Which is why the real stress is concentrated, not universal. Some countries borrowed shrewdly, ringfenced the risk, and negotiated terms they could live with. Others did not, and the gap between the two groups is almost entirely a gap in institutions — the boring machinery of project appraisal, procurement oversight, and debt management that decides whether a railway becomes an asset or an anchor. When the boring machinery is weak and the project underperforms, the bill stops being abstract. Four countries — Chad, Ethiopia, Ghana, and Zambia — have queued for relief under the G20 Common Framework, the multilateral process meant to drag every official creditor, China included, into the same room. Zambia became the first to finish, after a restructuring that ground on for more than three years and did real economic damage in the waiting.
That delay is the actual scandal, and it is not a Chinese invention.
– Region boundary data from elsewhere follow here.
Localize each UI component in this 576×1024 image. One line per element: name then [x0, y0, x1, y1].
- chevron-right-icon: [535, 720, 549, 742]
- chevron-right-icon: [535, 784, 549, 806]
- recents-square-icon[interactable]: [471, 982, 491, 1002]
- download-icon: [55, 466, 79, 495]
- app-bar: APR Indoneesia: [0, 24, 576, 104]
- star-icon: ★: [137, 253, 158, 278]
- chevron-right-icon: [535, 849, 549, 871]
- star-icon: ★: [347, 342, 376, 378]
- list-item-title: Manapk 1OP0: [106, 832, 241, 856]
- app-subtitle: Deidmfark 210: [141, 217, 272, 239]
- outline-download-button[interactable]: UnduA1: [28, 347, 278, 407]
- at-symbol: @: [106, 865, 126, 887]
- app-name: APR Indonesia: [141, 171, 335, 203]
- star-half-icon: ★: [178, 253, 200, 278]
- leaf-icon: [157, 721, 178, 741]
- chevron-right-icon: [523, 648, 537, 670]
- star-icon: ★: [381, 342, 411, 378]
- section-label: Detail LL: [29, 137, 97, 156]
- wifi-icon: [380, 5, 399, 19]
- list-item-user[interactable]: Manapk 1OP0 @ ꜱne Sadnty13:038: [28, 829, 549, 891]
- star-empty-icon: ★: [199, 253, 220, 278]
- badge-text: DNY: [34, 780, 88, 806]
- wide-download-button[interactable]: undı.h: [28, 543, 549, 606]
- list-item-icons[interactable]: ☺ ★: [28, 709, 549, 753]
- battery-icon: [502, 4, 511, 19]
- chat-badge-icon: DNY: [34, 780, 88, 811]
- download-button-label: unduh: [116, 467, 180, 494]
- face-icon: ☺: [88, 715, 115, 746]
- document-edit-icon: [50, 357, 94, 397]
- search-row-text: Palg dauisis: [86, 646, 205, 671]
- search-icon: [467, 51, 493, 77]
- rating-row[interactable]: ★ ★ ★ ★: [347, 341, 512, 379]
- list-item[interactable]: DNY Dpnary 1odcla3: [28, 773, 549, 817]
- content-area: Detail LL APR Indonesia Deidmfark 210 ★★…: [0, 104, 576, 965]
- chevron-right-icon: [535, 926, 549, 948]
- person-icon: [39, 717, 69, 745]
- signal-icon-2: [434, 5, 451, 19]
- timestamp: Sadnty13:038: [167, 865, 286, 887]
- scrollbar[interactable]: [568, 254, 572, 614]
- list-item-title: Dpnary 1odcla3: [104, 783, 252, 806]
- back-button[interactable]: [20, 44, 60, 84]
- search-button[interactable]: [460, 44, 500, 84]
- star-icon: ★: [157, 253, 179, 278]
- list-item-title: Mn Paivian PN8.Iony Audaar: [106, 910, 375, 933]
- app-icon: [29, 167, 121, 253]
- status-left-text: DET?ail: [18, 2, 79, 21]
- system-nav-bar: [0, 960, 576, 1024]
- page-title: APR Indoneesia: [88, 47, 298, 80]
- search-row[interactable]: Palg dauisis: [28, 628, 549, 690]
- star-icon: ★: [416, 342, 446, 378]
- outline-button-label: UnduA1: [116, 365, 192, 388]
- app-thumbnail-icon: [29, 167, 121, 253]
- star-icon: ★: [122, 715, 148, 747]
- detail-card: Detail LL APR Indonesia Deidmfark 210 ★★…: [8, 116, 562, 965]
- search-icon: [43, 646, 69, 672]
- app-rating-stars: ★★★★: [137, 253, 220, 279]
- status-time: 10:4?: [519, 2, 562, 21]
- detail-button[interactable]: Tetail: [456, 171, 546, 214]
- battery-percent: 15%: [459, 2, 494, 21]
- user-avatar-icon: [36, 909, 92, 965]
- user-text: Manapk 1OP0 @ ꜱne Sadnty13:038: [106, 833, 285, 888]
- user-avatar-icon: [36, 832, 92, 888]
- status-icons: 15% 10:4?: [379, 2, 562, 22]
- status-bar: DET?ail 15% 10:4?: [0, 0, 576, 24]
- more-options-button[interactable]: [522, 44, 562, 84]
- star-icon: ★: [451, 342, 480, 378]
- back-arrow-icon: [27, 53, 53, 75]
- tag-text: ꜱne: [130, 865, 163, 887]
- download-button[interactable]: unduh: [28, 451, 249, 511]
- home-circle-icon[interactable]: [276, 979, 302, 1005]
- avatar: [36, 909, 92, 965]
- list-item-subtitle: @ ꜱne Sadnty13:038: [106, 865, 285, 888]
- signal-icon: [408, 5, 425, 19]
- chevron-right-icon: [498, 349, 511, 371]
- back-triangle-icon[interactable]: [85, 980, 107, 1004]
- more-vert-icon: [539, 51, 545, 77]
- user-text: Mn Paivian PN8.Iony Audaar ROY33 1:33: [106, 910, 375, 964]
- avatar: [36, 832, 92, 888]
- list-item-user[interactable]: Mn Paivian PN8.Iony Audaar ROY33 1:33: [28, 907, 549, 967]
The Common Framework was designed for a tidy world of Paris Club creditors and has struggled to metabolise a messier one in which Beijing holds the largest single share of the claims. Negotiations now run roughly three times longer than restructurings used to, which is a polite way of saying the architecture is overdue for repair. China is not the villain of this story so much as the new, very large guest at a dinner party whose seating chart was drawn up before anyone knew it was coming. Everyone agrees the table needs another leaf. Nobody agrees who fetches it.
Strip away the geopolitics and a quieter pattern shows through. Infrastructure is the rare form of generosity that compounds in two directions at once. It develops the borrower and entangles them, and it does both precisely because it works. A road that goes nowhere creates no leverage; a road that becomes essential creates plenty. The asymmetry is not malice. It is the natural physics of owing someone for something you now depend on, and it would hold whether the lender flew a red flag or a striped one.
So the development is real, the debt is real, and the dependency is real — three true things that refuse to cancel each other out. Belt and Road did not invent the dilemma; it just built it at continental scale, in concrete, with very good signage. Infrastructure is a gift you keep paying for. The road is real, the development is real, and so is the question of who owns the rest stops.